Strand Consult has identified five paths that smaller operators on a market can choose between:

1. Cost control – Use tight cost control and a close focus on all costs to ensure that your company is being run more cost efficiently than your competitors. This is a tough business strategy and is being used to a lesser or greater extent by all mobile operators every day.

2. Infrastructure sharing – An increasing number of operators are not only outsourcing smaller or larger parts of their business, they are also now signing network sharing agreements with their competitors, allowing them to create companies that deliver mobile traffic to multiple competing mobile operators.

3. An aggressive MVNO strategy – Using an aggressive MVNO strategy makes it possible to significantly reduce your sales and marketing costs. In practice mobile operators using this strategy will move away from purchasing expensive customers with a high margin, that will not be profitable for 12 – 24 months, to purchasing customers with a lower margin, but that are generating a positive cash flow from the first month.

4. A focused strategy – An operator can also have a focused strategy, where they avoid customer segments and products that they either do not have the resources to handle, or the ability to service. One way of doing business using this strategy would be to solely focus on SIM-only products and not subsidise any type of hardware. By using this strategy, an operator can profile themselves on the market with simple and clear messages and at the same time significantly reduce their distribution costs.

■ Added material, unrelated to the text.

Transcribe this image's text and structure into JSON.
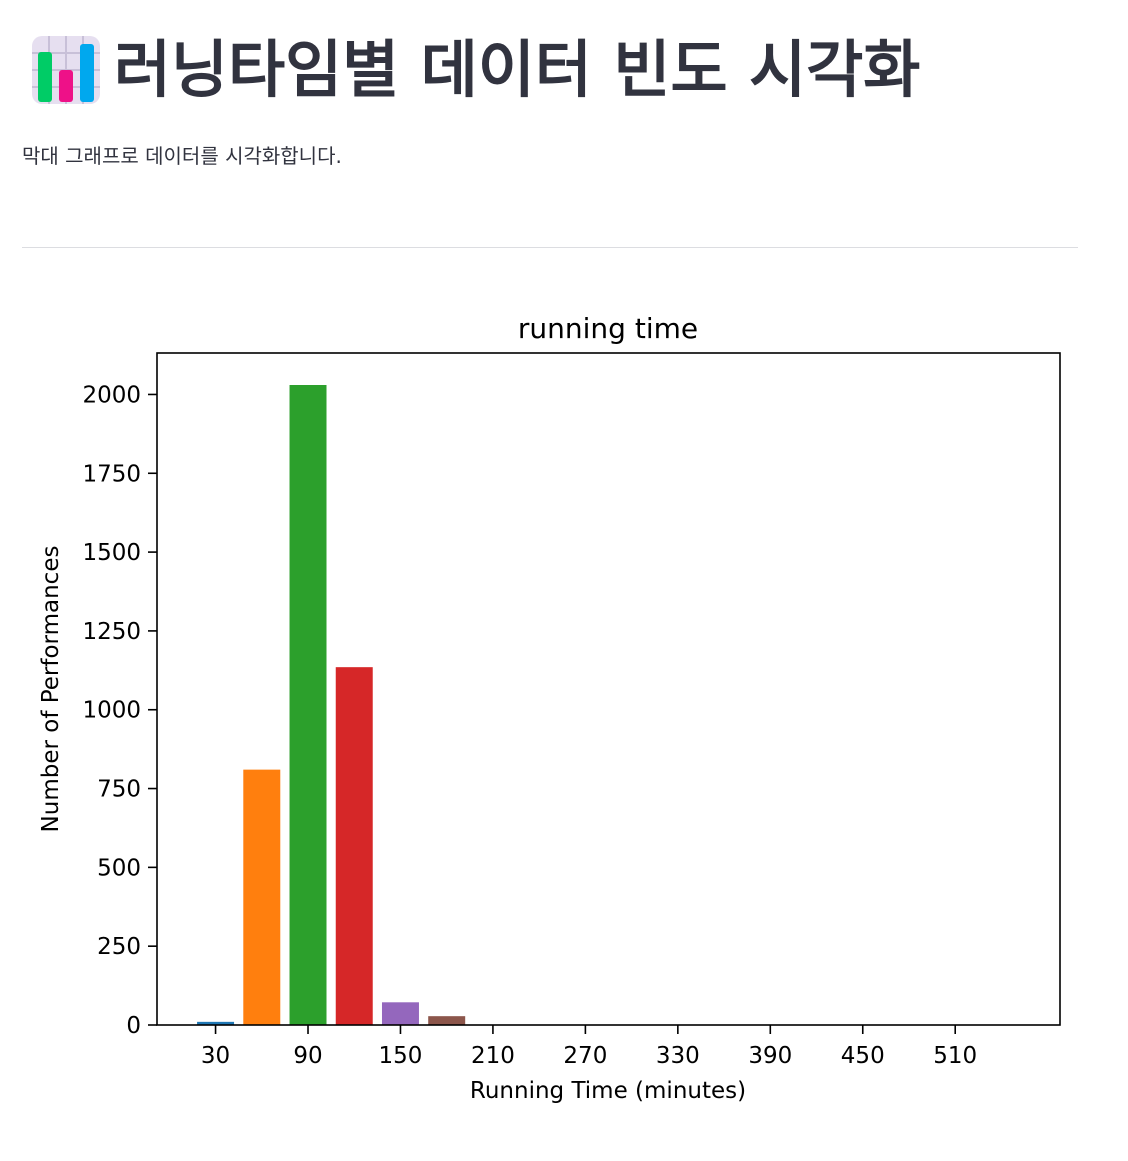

5. The capitulation strategy – Operators thinking about this type of strategy have most probably already tried one or more of the above strategies without much success and have therefore concluded that their business may have a larger value if they try selling it to a competitor, that will gain the advantage of being able to benefit from the synergies of merging two mobile operators. There have been numerous examples where we have seen very high “scrap” values for mobile operator. For many mobile operators that are number three or four on a mobile market, this model is probably the most profitable for their shareholders.